Débitos declarados ou não quitados
Valores declarados e não pagos podem impedir a emissão da negativa. Antes de recolher qualquer quantia, confira a identificação do débito, o período de apuração, a modalidade tributária e os acréscimos apontados. Esse cuidado ajuda a evitar pagamento em duplicidade ou quitação de obrigação que já possua defesa, compensação ou parcelamento associado.
Declarações e obrigações acessórias
Uma declaração não entregue, entregue com erro ou divergente das informações disponíveis para o Fisco pode afetar a regularidade. Pessoas jurídicas, em especial, possuem obrigações relacionadas à atividade empresarial, à folha de pagamentos e à escrituração. A correção deve ser feita pelo responsável habilitado, com análise dos dados e dos recibos de transmissão.
Parcelamentos, garantias e suspensão de cobrança
Há casos em que existe débito, mas sua cobrança está suspensa ou sua exigibilidade foi tratada por parcelamento regular, depósito, garantia ou medida judicial. Nesses cenários, pode ser emitida uma certidão positiva com efeitos de negativa. O efeito é relevante porque muitos procedimentos aceitam esse documento como prova de regularidade, mas é prudente confirmar a exigência específica de quem solicitou a certidão.
Como identificar e regularizar uma pendência
Quando a certidão não for negativa, o primeiro passo é descobrir exatamente qual registro causou o impedimento. O Portal e-CAC e os canais da Procuradoria-Geral da Fazenda Nacional podem apresentar consultas próprias, de acordo com a natureza do débito. A análise deve separar pendências administradas pela Receita Federal das inscrições encaminhadas à dívida ativa.
Depois de localizar a ocorrência, avalie a medida compatível: pagamento, retificação de declaração, comprovação de recolhimento, pedido de revisão, adesão a parcelamento quando cabível ou apresentação de defesa. A providência correta depende da origem da restrição. Quitar um valor sem verificar os dados pode não resolver uma pendência declaratória ou cadastral.
- Guarde comprovantes de pagamento, protocolos e recibos de entrega.
- Confira se o documento de arrecadação foi emitido para o CPF ou CNPJ correto.
- Leia eventuais mensagens sobre processamento, exigências ou inconsistências.
- Não considere a situação resolvida apenas porque o pagamento foi efetuado.
- Faça nova consulta após o tratamento ser refletido nos sistemas competentes.
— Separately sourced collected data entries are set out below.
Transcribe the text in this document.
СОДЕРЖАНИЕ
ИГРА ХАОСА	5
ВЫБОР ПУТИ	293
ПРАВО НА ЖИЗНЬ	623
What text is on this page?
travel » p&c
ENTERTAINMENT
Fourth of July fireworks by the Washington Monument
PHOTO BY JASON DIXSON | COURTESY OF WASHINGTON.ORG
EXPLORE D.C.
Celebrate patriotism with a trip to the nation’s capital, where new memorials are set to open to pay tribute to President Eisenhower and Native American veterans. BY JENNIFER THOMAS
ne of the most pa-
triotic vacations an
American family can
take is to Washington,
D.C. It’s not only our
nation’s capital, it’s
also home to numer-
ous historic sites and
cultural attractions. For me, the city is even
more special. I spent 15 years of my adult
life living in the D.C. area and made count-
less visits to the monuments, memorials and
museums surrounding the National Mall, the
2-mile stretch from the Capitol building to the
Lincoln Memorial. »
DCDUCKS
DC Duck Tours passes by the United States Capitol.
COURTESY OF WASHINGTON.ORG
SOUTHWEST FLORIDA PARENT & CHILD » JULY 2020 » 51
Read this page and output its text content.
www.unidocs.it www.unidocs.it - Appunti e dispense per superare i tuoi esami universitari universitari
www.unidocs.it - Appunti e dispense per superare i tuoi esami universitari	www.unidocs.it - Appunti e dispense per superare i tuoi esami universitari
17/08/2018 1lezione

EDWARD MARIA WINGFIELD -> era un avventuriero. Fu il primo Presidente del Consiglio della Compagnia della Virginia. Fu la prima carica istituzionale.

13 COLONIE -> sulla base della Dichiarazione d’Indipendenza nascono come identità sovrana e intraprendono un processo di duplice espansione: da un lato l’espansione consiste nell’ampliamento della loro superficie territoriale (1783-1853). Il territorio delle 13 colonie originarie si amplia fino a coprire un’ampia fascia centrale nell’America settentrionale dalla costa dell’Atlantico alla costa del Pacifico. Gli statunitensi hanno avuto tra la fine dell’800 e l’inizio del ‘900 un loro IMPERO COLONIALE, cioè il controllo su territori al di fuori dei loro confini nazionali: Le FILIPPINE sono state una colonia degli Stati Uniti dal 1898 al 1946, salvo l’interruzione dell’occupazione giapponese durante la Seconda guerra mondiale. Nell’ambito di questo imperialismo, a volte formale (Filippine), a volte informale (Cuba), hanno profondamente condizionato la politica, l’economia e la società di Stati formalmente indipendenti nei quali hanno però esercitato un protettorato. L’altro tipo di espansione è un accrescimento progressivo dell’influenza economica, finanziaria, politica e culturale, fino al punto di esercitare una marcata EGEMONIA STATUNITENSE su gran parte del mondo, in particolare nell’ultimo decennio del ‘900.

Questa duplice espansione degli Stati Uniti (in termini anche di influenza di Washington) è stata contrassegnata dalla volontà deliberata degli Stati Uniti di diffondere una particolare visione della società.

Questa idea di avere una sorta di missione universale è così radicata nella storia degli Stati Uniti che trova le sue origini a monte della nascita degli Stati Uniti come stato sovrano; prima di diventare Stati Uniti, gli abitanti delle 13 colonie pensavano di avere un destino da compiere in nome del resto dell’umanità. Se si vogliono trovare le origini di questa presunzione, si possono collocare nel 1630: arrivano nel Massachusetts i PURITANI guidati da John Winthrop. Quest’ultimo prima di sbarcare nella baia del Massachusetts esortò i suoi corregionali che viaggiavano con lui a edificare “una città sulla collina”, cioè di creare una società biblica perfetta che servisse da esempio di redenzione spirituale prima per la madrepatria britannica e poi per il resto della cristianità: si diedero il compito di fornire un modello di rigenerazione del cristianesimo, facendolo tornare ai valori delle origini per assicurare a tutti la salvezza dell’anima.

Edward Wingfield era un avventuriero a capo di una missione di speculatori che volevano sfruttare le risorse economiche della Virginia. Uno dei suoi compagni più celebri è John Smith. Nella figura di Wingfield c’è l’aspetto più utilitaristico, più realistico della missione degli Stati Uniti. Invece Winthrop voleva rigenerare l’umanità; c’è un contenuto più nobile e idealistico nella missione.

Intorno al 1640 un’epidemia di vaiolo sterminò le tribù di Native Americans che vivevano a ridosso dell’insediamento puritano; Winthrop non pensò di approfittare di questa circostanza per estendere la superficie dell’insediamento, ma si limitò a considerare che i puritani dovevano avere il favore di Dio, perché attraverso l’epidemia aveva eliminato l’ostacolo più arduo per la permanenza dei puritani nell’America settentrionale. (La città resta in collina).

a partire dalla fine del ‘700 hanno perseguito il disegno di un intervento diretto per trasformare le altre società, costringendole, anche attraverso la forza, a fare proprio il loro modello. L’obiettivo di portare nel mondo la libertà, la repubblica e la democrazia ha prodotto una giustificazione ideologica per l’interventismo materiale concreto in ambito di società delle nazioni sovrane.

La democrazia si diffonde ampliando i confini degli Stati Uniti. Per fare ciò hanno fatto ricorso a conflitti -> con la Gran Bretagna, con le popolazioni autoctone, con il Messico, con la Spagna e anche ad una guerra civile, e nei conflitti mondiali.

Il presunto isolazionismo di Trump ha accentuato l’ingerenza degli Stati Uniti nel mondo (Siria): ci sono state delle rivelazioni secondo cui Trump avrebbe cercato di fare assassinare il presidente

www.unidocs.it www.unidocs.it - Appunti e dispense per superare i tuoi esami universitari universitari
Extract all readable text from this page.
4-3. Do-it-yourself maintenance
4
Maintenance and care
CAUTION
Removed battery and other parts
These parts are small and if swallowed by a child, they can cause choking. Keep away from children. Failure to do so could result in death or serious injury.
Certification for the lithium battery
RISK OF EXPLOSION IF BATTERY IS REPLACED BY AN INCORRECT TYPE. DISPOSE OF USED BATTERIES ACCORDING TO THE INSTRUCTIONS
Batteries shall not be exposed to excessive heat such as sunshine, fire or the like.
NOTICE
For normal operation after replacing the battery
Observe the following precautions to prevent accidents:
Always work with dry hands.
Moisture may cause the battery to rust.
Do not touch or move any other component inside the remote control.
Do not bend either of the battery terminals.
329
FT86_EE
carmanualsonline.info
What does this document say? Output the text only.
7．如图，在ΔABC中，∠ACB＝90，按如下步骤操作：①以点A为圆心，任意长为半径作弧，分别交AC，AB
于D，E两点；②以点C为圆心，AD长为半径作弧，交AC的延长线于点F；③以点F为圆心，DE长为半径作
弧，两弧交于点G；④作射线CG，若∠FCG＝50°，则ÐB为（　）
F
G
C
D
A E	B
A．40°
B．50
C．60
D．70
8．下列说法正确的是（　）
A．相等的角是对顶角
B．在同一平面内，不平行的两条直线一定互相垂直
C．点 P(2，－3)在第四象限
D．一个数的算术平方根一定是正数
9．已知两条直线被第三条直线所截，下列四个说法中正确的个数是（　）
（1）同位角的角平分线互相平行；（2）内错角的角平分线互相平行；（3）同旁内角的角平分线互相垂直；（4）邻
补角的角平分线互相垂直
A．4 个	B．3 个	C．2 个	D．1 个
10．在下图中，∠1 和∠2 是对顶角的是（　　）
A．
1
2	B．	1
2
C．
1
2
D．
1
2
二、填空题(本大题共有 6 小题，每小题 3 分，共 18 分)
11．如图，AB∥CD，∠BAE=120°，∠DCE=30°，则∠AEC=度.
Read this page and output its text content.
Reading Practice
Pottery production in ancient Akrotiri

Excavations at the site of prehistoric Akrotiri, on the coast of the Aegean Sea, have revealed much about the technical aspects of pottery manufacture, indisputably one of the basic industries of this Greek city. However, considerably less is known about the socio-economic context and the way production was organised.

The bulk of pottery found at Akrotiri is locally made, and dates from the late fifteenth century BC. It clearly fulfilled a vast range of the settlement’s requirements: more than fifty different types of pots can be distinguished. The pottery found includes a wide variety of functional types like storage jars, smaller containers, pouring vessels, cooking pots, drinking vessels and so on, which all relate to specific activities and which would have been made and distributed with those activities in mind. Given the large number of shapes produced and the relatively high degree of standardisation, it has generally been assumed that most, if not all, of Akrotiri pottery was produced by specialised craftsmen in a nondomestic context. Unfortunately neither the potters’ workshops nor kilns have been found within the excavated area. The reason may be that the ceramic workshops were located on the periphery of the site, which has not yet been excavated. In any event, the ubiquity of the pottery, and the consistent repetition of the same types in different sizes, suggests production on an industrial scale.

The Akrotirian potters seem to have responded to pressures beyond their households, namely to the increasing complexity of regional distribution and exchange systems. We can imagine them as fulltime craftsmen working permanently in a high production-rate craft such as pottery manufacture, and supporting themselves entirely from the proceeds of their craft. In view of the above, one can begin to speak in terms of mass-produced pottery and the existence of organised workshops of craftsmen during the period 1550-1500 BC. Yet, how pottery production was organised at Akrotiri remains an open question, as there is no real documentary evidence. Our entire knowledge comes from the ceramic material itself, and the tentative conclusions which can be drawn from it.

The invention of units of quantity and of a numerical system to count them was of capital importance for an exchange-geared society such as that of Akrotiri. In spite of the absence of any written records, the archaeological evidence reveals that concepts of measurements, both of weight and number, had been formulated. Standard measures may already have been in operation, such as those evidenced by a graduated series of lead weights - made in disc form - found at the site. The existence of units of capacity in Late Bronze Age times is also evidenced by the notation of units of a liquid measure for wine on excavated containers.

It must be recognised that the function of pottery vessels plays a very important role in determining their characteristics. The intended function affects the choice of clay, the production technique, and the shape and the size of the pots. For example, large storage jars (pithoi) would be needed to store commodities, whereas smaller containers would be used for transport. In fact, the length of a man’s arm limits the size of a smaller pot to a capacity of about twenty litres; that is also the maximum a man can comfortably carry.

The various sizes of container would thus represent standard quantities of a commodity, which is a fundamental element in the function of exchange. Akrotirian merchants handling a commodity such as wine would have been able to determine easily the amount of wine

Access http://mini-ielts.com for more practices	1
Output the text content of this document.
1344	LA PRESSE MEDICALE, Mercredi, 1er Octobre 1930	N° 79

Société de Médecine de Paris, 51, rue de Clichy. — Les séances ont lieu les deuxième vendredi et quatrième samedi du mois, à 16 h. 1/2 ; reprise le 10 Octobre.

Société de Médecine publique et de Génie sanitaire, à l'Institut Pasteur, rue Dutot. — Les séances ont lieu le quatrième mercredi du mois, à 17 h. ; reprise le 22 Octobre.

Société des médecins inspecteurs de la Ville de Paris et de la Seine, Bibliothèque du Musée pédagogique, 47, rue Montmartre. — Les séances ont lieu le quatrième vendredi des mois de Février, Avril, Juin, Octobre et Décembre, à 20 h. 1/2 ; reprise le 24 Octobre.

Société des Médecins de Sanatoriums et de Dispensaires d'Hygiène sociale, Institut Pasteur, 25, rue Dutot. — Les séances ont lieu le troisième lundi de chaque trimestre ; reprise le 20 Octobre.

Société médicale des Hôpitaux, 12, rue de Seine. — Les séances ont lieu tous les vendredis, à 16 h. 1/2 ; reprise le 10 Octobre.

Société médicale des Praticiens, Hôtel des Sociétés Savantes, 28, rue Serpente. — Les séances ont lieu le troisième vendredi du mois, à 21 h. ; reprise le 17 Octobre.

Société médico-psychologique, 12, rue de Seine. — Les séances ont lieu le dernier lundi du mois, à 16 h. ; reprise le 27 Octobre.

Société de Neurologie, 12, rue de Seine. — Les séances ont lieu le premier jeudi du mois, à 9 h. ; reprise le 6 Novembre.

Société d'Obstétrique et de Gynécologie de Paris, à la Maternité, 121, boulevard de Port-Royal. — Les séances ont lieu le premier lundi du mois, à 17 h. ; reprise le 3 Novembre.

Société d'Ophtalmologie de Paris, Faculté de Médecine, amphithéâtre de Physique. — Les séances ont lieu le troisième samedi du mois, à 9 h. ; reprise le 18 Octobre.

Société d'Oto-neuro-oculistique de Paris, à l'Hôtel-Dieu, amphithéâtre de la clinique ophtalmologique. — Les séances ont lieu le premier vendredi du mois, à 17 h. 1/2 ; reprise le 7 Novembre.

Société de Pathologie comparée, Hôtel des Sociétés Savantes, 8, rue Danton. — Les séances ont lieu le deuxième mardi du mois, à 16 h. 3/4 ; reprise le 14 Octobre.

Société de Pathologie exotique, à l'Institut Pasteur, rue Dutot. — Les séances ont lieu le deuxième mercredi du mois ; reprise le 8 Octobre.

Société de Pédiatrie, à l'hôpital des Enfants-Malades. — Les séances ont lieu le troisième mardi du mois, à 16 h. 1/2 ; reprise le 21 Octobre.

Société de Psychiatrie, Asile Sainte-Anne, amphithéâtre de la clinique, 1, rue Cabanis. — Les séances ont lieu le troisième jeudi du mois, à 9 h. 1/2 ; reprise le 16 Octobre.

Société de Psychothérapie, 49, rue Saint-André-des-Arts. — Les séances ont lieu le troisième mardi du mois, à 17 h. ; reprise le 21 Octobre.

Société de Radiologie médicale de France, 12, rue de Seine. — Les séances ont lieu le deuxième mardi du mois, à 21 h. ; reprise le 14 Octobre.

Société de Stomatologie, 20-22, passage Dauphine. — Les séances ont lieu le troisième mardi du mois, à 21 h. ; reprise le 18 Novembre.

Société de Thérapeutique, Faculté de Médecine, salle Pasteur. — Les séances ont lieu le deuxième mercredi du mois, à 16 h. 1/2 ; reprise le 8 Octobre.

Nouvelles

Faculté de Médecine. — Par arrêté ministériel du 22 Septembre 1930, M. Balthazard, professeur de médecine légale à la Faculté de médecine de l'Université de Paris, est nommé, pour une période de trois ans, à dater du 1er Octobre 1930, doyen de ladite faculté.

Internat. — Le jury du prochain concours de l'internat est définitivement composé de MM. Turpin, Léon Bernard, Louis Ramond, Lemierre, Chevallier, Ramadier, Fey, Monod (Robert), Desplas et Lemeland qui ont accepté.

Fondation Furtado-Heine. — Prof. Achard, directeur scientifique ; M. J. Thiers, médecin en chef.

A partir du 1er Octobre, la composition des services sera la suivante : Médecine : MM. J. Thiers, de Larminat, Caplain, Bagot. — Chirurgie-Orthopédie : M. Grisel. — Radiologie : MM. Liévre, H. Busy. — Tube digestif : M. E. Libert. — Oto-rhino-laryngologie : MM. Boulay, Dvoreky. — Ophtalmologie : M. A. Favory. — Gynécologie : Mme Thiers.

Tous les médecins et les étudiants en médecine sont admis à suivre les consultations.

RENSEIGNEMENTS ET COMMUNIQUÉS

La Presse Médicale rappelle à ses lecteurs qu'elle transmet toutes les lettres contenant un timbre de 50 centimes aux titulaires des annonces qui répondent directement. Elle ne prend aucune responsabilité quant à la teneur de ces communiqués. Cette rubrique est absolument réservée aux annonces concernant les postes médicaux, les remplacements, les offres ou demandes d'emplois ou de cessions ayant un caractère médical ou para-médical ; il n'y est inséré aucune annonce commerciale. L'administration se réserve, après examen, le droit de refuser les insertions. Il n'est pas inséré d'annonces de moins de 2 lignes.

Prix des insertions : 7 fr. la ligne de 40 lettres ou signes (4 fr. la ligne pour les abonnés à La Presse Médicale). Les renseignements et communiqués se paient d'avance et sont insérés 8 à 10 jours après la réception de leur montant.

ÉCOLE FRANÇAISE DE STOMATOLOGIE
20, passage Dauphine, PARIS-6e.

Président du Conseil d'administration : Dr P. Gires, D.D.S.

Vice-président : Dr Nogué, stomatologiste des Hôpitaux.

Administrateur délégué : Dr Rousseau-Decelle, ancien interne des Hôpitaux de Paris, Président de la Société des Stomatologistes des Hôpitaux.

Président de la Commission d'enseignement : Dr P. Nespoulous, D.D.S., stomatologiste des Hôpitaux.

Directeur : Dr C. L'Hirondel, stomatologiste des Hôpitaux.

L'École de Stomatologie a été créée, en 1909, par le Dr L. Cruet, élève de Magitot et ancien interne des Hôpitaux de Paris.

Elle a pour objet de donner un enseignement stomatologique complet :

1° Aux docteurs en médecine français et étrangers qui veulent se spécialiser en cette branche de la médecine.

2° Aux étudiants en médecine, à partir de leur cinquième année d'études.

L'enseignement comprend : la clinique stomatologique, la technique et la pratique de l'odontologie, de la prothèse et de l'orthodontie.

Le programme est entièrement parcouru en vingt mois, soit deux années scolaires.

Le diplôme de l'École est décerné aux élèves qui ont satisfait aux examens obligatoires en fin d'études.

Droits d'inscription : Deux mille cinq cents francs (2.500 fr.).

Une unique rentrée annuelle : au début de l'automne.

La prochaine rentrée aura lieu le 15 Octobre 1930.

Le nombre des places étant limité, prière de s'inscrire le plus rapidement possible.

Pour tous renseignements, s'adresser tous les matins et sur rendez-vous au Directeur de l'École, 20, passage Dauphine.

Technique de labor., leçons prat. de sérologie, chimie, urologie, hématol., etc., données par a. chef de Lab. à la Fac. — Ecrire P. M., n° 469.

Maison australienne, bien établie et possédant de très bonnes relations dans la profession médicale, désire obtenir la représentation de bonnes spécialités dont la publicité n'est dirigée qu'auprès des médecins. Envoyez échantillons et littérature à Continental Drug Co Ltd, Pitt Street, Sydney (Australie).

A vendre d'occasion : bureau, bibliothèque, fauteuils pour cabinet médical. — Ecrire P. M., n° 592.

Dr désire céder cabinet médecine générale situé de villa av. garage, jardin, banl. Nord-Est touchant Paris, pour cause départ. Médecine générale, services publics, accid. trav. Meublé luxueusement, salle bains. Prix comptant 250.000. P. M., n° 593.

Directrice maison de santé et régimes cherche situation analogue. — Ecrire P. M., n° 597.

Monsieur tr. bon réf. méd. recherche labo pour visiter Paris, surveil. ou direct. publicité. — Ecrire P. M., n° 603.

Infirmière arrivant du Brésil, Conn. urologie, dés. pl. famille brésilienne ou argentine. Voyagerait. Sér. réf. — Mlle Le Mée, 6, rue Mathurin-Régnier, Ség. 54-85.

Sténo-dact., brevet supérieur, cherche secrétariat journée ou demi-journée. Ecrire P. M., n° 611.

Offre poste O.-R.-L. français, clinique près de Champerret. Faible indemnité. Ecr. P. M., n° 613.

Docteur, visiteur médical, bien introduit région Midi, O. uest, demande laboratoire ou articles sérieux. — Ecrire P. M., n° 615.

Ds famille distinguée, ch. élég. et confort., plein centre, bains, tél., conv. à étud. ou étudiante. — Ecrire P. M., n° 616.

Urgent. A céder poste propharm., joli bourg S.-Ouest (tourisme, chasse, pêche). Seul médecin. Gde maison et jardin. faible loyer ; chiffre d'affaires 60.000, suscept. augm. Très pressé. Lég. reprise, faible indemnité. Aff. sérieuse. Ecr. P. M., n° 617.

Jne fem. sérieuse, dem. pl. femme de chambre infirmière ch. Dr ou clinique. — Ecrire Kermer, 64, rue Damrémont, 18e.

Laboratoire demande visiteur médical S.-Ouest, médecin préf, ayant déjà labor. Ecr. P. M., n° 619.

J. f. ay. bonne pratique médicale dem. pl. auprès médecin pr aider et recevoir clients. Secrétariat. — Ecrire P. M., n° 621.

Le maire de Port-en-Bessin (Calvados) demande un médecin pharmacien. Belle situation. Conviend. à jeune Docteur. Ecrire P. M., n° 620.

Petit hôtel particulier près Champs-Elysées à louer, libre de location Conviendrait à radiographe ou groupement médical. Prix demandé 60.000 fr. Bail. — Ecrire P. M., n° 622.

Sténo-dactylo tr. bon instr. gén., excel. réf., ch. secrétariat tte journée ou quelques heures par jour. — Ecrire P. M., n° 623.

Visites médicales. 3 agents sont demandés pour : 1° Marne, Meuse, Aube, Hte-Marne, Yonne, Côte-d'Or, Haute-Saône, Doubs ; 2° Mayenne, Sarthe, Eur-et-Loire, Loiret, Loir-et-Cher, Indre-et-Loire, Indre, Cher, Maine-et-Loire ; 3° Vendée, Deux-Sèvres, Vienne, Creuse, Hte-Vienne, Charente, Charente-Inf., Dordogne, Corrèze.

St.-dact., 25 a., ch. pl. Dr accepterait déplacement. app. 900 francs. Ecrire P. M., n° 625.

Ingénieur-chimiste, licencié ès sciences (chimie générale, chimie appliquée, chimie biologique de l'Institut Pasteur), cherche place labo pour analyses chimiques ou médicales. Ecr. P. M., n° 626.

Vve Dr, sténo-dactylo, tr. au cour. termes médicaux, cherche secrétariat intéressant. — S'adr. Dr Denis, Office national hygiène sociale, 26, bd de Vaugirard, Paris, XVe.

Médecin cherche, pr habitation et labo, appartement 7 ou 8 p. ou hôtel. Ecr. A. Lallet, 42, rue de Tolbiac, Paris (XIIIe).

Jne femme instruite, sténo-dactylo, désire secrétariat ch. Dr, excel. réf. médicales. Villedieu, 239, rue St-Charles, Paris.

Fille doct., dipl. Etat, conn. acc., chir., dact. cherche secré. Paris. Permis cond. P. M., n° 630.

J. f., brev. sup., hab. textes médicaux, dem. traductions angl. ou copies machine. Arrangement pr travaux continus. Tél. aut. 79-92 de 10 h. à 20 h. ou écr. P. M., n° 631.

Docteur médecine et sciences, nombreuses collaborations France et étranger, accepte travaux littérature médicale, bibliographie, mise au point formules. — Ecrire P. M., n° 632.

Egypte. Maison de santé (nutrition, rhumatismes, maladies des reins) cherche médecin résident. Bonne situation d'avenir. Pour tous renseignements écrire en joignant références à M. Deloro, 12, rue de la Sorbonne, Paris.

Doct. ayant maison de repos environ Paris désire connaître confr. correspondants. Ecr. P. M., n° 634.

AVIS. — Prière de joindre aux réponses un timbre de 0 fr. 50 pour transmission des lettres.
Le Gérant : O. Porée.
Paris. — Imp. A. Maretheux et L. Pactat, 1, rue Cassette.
Se houver dúvida sobre a natureza do débito, um profissional habilitado pode examinar a documentação e os registros fiscais. Essa orientação é especialmente importante para empresas, espólios, sucessões, atividades com múltiplas declarações ou situações que envolvam discussão administrativa ou judicial.
Certidão federal, estadual e municipal não são a mesma coisa
A certidão emitida nos canais federais não substitui documentos de regularidade exigidos por estados, Distrito Federal ou municípios. Cada ente possui tributos, cadastros e sistemas próprios. Uma empresa pode estar regular perante a União e, ainda assim, precisar apresentar certidão estadual relacionada ao imposto sobre circulação de mercadorias ou certidão municipal vinculada a serviços, imóveis ou taxas locais.
Também podem ser solicitados comprovantes previdenciários, trabalhistas, fundiários ou setoriais, conforme o objetivo do procedimento. O pedido recebido deve ser lido com atenção para identificar qual órgão emite a certidão, qual inscrição deve constar e se é aceita certidão positiva com efeitos de negativa.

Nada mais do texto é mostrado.